Hinsichtlich des Beschlusses des Oberlandesgerichts vom 9. Oktober 2008 hat der Beschwerdeführer nicht ansatzweise dargetan, inwiefern ihn diese allein auf das prozessuale Kriterium der fehlenden neuen oder neu bekannt gewordenen Umstände im Sinne des § 33 Abs. 1 und 2 IRG gestützte Entscheidung in seinen Rechten im Sinne des § 90 Abs. 1 BVerfGG verletzen soll.

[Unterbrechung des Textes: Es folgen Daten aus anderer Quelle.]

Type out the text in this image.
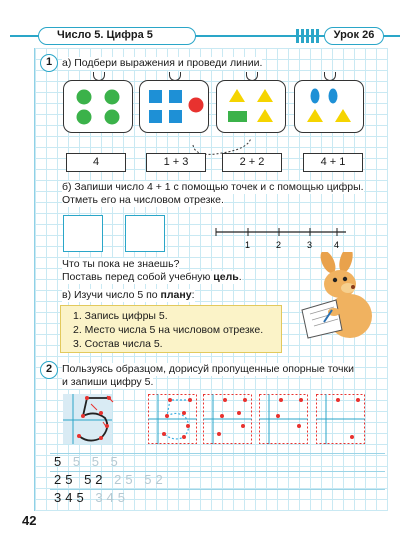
Число 5. Цифра 5	Урок 26
1 а) Подбери выражения и проведи линии.
4	1 + 3	2 + 2	4 + 1
б) Запиши число 4 + 1 с помощью точек и с помощью цифры.
Отметь его на числовом отрезке.
1	2	3 4
Что ты пока не знаешь?
Поставь перед собой учебную цель.
в) Изучи число 5 по плану:
1. Запись цифры 5.
2. Место числа 5 на числовом отрезке.
3. Состав числа 5.
2 Пользуясь образцом, дорисуй пропущенные опорные точки
и запиши цифру 5.
5 5 5 5
25 52 25 52
345 345
42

Mit der Nichtannahme der Verfassungsbeschwerde erledigt sich der Antrag auf Erlass einer einstweiligen Anordnung.
IV.
Die Auferlegung einer Missbrauchsgebühr beruht auf § 34 Abs. 2 BVerfGG. Danach kann das Bundesverfassungsgericht eine Gebühr bis zu 2.600 EUR auferlegen, wenn die Einlegung der Verfassungsbeschwerde einen Missbrauch darstellt. Die Erhebung einer Verfassungsbeschwerde stellt unter anderem dann einen Missbrauch dar, wenn die Verfassungsbeschwerde offensichtlich unzulässig oder unbegründet ist und ihre Einlegung von jedem Einsichtigen als völlig aussichtslos angesehen werden muss (stRspr; vgl. etwa BVerfGK 6, 219; BVerfG, Beschluss der 2. Kammer des Zweitens Senats vom 22. Oktober 1995 – 2 BvR 2344/95 –, NStZ-RR 1996, S. 112). Ein Missbrauch des Verfassungsbeschwerderechts liegt auch vor, wenn gegenüber dem Bundesverfassungsgericht falsche Angaben über entscheidungserhebliche Umstände gemacht werden. Dabei genügt es, wenn die Falschangabe unter grobem Verstoß gegen die Sorgfaltspflichten erfolgt, ein vorsätzliches Verhalten oder gar eine absichtliche Täuschung ist nicht erforderlich (vgl. BVerfG, Beschluss des Vorprüfungsausschusses vom 5. Dezember 1984 – 2 BvR 568/84 –, NJW 1985, S. 355; BVerfG, Beschluss der 3. Kammer des Ersten Senats vom 19. Januar 2006 – 1 BvR 1904/05 –, juris; BVerfG, Beschluss der 3. Kammer des Zweiten Senats vom 30. November 2007 – 2 BvR 308/06 –, juris). Die Missbrauchsgebühr kann dem Bevollmächtigten des Beschwerdeführers auferlegt werden, wenn die Missbräuchlichkeit diesem zuzurechnen ist (vgl. BVerfGK 6, 219 ≪220≫; BVerfG, Beschluss der 3. Kammer des Ersten Senats vom 9. Juni 2004 – 1 BvR 915/04 –, NJW 2004, S. 2959; BVerfG, Beschluss der 3. Kammer des Zweiten Senats vom 19. Dezember 2006 – 2 BvR 2357/06, 2 BvR 2389/06 –, juris; BVerfG, Beschluss der 3. Kammer des Zweiten Senats vom 30. November 2007, a.a.O.).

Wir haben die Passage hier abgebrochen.